The 425-unit complex broke ground Tuesday and is expected to be completed by 2027. “We iterated and iterated until this project could work,” MacDonald said. 

But there’s a reason market-rate developers don’t typically do affordable housing — the profits are limited. Rents are capped, and staying in compliance with authorities is a tedious and costly burden. It’s difficult for renters to qualify, and the exit window or sell-off date — when investors make the majority of their money — is farther out, since the government requires holding onto the project for at least 15 years. 

“In this environment, everyone’s likely going to have to keep their money in a deal longer than they would have anticipated,” MacDonald said. “So you either have to get your investors comfortable with that fact or find someone who can buy them out.” 

McDonald said he always envisioned the 425-unit project as “naturally affordable” workforce housing. But now, the rents will be set in stone. Only individuals or families earning between $41,000 to $95,000 per year are qualified to live in the 11-story building. 

To juice the revenue and fit in more units, DM Development designed the apartments to be small, approximately 300 square feet. While some have criticized “micro units” as inadequate for residents, MacDonald maintains that they satisfy a large swath of the demand in the rental market if appropriately designed. The homes at 300 De Haro have Murphy-bed setups that can convert to sofas or dining tables during the day, and the building includes shared amenities and common areas, such as coworking spaces, a roof deck, and a communal kitchen. 

Risk to go now or wait to pay more?

In San Jose, developer Erik Hayden of Urban Catalyst has had plans for two market-rate high-rises sitting on ice for three years. The sites directly across the street from City Hall would add more than 1,000 homes to the city’s downtown core, which needs more residents to support local businesses with the absence of office workers. 

But just like for 300 De Haro St., investors weren’t biting as they saw large private-equity groups come in and buy already leased apartment buildings nearby for 30% off. Until those prices exceed the cost of building ground up, developers of high-rises are stuck waiting for investors, Hayden said. 

“More projects will break ground once everyone in the market believes that the high-density, market-rate development model works again,” he said. 

Hayden was able to make the math work for another project, securing a $110 million loan from Los Angeles-based Beach Point Capital on Monday to break ground on the more modest Aquino, a 278-unit wood-frame apartment building.

Source: Courtesy of Urban Catalyst

The construction cost of the project is $135 million, giving the lender an 80% stake. That dwarfs the typical 50% to 65% debt load and means the developer is exposed to higher interest payments and increased foreclosure risk if the property struggles with occupancy. 

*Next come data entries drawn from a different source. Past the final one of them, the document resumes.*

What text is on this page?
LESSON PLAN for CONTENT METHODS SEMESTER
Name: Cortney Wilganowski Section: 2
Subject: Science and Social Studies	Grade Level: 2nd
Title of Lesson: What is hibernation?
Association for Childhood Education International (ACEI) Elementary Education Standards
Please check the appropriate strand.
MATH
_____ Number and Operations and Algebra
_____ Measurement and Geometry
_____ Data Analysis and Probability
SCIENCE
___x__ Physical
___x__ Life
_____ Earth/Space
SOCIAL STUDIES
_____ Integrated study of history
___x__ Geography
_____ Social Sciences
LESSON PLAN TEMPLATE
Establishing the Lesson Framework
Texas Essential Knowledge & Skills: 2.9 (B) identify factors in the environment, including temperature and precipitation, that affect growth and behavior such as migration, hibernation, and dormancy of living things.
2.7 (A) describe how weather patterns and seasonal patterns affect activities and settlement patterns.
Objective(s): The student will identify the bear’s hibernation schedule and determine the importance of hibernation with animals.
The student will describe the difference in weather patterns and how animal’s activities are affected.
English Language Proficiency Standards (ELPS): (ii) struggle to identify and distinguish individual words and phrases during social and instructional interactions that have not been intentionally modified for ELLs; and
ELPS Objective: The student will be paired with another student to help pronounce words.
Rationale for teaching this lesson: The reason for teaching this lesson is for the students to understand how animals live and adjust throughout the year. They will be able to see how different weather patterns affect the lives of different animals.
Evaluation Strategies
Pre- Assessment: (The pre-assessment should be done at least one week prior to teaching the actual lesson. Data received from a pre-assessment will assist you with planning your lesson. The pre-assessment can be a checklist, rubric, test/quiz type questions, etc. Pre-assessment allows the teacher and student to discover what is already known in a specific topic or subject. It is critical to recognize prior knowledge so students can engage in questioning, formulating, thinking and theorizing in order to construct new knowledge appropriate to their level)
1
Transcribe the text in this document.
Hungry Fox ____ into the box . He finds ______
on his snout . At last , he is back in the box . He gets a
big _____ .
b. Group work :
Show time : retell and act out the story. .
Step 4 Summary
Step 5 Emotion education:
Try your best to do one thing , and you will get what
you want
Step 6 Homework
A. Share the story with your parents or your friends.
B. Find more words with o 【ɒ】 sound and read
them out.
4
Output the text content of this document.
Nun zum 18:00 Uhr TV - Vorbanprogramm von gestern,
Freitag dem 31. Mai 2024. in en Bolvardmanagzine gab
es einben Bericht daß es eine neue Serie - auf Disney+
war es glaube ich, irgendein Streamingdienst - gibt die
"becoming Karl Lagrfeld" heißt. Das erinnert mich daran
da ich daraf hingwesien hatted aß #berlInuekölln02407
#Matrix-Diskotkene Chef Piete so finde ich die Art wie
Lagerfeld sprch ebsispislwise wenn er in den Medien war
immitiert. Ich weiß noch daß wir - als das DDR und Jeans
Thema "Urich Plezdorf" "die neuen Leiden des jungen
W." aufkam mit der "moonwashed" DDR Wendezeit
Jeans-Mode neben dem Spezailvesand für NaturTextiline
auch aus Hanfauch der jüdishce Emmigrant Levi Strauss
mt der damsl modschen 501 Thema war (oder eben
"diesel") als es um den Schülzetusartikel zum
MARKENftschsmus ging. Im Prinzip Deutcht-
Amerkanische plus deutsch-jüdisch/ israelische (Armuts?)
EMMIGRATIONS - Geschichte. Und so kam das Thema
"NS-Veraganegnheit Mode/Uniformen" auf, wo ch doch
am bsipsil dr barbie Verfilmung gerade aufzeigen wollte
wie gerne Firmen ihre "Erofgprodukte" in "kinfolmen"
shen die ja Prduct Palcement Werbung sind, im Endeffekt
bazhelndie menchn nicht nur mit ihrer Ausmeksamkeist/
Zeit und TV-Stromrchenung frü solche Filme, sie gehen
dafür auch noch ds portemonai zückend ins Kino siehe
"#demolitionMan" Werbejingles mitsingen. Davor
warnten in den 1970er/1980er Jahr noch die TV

“We were able to break ground because higher-risk financing is coming back to the market,” Hayden said. Investor appetite for high-rises is still tepid, he added, but more groups are loaning on projects like Aquino because wood construction costs are lower than those of an all-concrete tower. 

Both developers say the Bay Area’s next housing boom is waiting for the Federal Reserve to lower its rates. Once mainstream banks see that new housing projects can outperform the U.S. 10-year Treasury yield, they’ll pour their money back into real estate. 

But if real estate is a waiting game, then there are literal costs to staying on the sidelines. The price of construction is slated to increase alongside the demand for skilled labor, so Hayden said the time was right to push in his chips.

“We’re confident we’re in the beginning of the next cycle right now,” he said.